Rev. Makgoba framed his lecture with what he described as a well-known but controversial piece of scripture (Romans 13:1): "Every person must be subject to the governing authorities, for no authority exists except by God's permission. The existing authorities have been established by God." He asked that people apply the lens from Liberation Theology to this verse in order to provide it with context. The particular lens he offered was "critical solidarity" between church and state. And, he suggested that in South Africa this has often meant "too much solidarity and too little criticism".

He remained confident that solidarity was called for and necessary between the church and the South African Constitution which he believes can be "God's servant for Good." But, that it is essential to criticize policies and decisions which are in conflict with the Constitutional Vision.
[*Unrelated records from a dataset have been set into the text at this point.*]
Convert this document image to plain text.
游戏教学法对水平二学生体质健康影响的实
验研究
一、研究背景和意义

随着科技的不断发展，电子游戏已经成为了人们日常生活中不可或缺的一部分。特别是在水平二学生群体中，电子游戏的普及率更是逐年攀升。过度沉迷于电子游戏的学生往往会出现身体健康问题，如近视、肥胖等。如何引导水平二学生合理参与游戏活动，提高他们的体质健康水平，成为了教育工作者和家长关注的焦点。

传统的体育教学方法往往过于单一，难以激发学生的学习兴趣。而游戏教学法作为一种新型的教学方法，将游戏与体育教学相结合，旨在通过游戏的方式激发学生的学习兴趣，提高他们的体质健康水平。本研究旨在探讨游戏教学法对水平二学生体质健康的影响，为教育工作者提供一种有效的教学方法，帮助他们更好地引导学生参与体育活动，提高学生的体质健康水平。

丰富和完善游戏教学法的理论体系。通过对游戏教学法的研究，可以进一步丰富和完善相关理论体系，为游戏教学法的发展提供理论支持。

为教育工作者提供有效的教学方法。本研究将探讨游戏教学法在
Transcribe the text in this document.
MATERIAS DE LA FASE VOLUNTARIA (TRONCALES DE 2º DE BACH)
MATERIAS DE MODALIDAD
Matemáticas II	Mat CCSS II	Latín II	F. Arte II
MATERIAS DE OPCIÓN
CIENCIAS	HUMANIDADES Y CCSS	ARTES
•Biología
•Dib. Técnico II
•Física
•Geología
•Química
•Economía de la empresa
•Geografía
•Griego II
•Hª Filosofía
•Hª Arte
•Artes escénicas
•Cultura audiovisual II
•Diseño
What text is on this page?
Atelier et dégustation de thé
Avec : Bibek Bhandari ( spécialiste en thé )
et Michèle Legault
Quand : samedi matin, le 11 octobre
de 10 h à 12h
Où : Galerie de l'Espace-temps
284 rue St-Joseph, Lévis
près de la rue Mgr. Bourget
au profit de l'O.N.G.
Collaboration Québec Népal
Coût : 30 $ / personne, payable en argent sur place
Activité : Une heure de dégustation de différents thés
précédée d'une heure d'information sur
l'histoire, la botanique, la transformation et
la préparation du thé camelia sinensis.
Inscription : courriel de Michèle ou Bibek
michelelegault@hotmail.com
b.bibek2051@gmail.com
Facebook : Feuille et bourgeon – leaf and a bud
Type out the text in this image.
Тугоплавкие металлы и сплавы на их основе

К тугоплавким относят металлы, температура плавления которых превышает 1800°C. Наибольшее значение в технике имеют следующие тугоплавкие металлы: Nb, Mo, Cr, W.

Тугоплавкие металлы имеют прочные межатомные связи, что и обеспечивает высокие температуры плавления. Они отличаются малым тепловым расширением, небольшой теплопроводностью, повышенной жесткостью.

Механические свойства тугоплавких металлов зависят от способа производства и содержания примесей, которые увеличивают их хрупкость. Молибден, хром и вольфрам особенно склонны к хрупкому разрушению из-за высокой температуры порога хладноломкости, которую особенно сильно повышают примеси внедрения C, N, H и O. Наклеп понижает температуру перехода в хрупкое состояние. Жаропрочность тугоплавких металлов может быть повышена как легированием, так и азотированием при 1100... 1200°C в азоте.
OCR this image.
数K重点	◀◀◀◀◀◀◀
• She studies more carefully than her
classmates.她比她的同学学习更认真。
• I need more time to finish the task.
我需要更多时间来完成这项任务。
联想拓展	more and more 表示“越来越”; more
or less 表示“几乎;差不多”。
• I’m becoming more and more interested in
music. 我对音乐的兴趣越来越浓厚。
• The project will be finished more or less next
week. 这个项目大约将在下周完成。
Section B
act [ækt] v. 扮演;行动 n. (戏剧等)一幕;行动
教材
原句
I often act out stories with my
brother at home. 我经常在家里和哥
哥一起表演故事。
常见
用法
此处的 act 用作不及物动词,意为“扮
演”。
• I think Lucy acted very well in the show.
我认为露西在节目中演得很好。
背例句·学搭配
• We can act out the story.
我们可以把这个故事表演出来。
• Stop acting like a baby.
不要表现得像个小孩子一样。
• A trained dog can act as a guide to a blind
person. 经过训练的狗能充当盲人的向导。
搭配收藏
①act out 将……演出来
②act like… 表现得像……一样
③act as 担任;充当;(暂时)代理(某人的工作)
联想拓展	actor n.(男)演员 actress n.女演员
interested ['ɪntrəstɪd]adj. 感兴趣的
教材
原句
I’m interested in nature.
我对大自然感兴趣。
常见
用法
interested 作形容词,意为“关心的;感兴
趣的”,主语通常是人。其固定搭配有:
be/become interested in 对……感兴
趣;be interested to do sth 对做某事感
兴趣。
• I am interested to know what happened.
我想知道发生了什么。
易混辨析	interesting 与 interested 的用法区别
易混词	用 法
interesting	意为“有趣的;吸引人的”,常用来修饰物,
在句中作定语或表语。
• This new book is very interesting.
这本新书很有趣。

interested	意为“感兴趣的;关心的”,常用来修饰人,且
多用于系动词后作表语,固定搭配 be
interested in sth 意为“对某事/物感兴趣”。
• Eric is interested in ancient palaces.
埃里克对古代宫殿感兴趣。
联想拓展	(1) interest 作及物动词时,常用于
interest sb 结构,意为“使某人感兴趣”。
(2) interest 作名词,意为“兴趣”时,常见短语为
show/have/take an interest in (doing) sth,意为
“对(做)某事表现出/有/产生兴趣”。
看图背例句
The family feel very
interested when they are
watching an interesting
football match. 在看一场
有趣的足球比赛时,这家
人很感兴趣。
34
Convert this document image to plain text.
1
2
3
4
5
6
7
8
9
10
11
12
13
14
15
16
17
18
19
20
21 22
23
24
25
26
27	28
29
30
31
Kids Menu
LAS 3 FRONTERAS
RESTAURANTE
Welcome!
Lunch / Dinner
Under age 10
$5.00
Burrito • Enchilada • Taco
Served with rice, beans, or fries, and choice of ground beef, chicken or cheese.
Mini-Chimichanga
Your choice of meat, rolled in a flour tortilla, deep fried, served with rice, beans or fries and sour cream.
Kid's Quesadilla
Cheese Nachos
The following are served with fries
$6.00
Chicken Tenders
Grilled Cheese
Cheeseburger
In a very interesting way, the Archbishop described how religious understandings of "Covenant" can be usefully applied to "Critical Solidarity", and particularly how a "covenantal" view differs from a "contractual" view in regard to civil society. Quoting the Chief Rabbi of the United Kingdom, he described how moving from Contract to Covenant means moving from:
  • Interest to Identity
  • Transactions to Relationship
  • Benefits to Transformation
  • Competition to Cooperation
He pressed the point that Constitutional Democracy should be more like a covenant than a contract, and that when it does so it can serve as a vehicle of Redemption. He boldly suggested that world leaders move in this direction, especially in the context of international economics - and that he had mentioned these ideas in a recent congratulatory letter to President-elect Obama.

Needless to say, we were all deeply touched by the Archbishop's ideas. And, we spoke with each other and Reverend Gordon Oliver (the former minister of the Unitarian Church of Cape Town and the former Mayor of Cape Town during the struggle to end apartheid) long into the night. The path of our pilgrimage is being deeply shaped by each of Friday's events.